Dividend futures imply modest GDP underperformance in 2023

Worldwide stock indices have been dropping this year, fueling fears that the equity market is reflecting a growing recession risk. Since market expectations about future dividends provide a signal about firms’ profits, an important component of GDP, they serve as a measure of expectations about economic growth. Using futures contracts on dividends, Markus Ibert, Ben Knox, and Francisco Vazquez-Grande of the Federal Reserve Board find that expected dividends are about unchanged for 2022 and have declined only modestly in 2023. The decline in expected 2023 real dividends translates into a 0.4-percentage-point downward revision in 2023 GDP growth for the U.S. and a 0.9-percentage-point downward revision for the euro area, they report, noting that this outlook is less pessimistic than the predictions of many professional forecasters.  The authors conclude that this year’s falling stock indices have been driven by rising long-term interest rates, rather than changes in cash flow expectations.

Startups commercialize more innovative research than academic institutions or existing firms

Startups play an increasingly dominant role in the commercialization of novel research. Using data on patent grants over the 2000-2015 period, Julian Kolev of the U.S. Patent and Trademark Office, and Fiona Murray, Alexis Haughey, and Scott Stern of MIT find that patents from startups are more original and valuable than those from universities or incumbent firms.  Specifically, the authors find that startup patents are cited 20% more frequently in future patents than those from universities or incumbent firms in the first five years, and that the “startup advantage” increases over time. Startup patents also rank about half a standard deviation higher on measures of originality and generality than patents from incumbent firms. The startup advantage persists even as firms scale up; within 15 years, former startups generate more citation-weighted patents than pre-existing incumbents. Startups may pursue research that incumbent firms consider high risk or may pursue more innovation because they are less likely to have existing market share to protect, the authors suggest.

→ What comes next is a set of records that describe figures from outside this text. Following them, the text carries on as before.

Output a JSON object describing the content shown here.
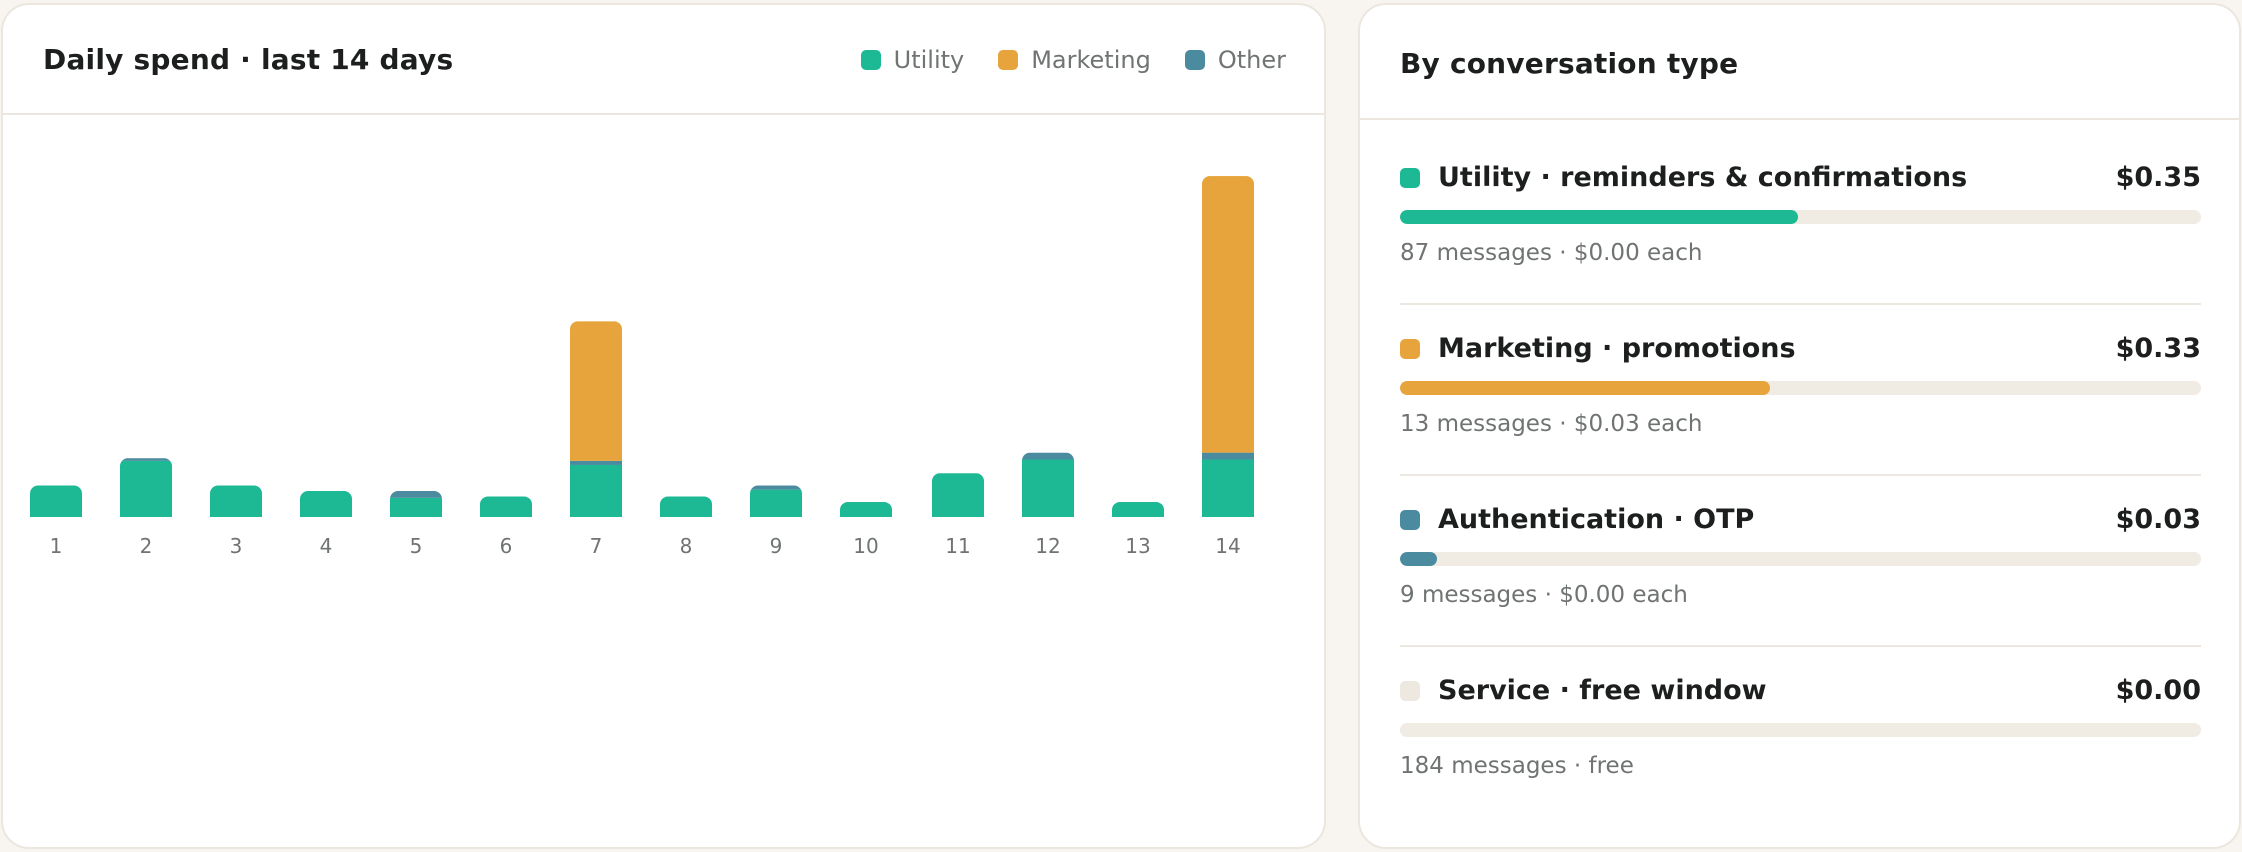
{
  "spend_card": {
    "title": "Daily spend · last 14 days",
    "legend": [
      {
        "label": "Utility",
        "color": "#1db894"
      },
      {
        "label": "Marketing",
        "color": "#e8a43c"
      },
      {
        "label": "Other",
        "color": "#4b8ba0"
      }
    ]
  },
  "chart_data": {
    "type": "bar",
    "stacked": true,
    "categories": [
      "1",
      "2",
      "3",
      "4",
      "5",
      "6",
      "7",
      "8",
      "9",
      "10",
      "11",
      "12",
      "13",
      "14"
    ],
    "series": [
      {
        "name": "Utility",
        "color": "#1db894",
        "values": [
          0.0115,
          0.0205,
          0.0115,
          0.0095,
          0.007,
          0.0075,
          0.019,
          0.0075,
          0.01,
          0.0055,
          0.016,
          0.021,
          0.0055,
          0.021
        ]
      },
      {
        "name": "Marketing",
        "color": "#e8a43c",
        "values": [
          0,
          0,
          0,
          0,
          0,
          0,
          0.051,
          0,
          0,
          0,
          0,
          0,
          0,
          0.101
        ]
      },
      {
        "name": "Other",
        "color": "#4b8ba0",
        "values": [
          0,
          0.001,
          0,
          0,
          0.0025,
          0,
          0.0015,
          0,
          0.0015,
          0,
          0,
          0.0025,
          0,
          0.0025
        ]
      }
    ],
    "ylim": [
      0,
      0.13
    ],
    "grid": false,
    "legend_position": "top-right"
  },
  "type_card": {
    "title": "By conversation type",
    "rows": [
      {
        "name": "Utility · reminders & confirmations",
        "amount": "$0.35",
        "detail": "87 messages · $0.00 each",
        "share": 0.497,
        "color": "#1db894"
      },
      {
        "name": "Marketing · promotions",
        "amount": "$0.33",
        "detail": "13 messages · $0.03 each",
        "share": 0.462,
        "color": "#e8a43c"
      },
      {
        "name": "Authentication · OTP",
        "amount": "$0.03",
        "detail": "9 messages · $0.00 each",
        "share": 0.046,
        "color": "#4b8ba0"
      },
      {
        "name": "Service · free window",
        "amount": "$0.00",
        "detail": "184 messages · free",
        "share": 0,
        "color": "#ede8e0"
      }
    ]
  }
}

Chart of the week: Liquefied natural gas prices in Europe exceed Asia and US

Line graph showing liquefied natural gas prices in dollars per British thermal units in Europe, Asia, and the U.S. from January 2021 to August 2022


Quote of the week:

Inflation is likely to be higher during the long transition to net zero [carbon emissions].  Higher energy prices will feed through into the production of many goods, and prices overall will rise. The Bank of England estimates inflation will increase by nearly 0.6 percentage [points] by the early 2020s if there is an orderly transition to net zero and 2 percentage points by the early 2030s if the transition is disorderly.  We are probably seeing a preview of that scenario currently,” says Ravi Menon, Managing Director of the Monetary Authority of Singapore.

“But it’s not just energy prices.  Demand will surge for minerals such as copper, aluminium, cobalt, lithium, nickel, and rare earths, which are critical to various clean energy technologies, including wind turbines and electric vehicles. For example, solar or wind power plants use up to six times more copper than conventional power generation.  According to the IEA, a world on track for net-zero in 2050 will need six times as much of these materials in 2040 as it does today.  The result is greenflation, or rising prices for these metals and minerals that are essential to renewable energy and technologies.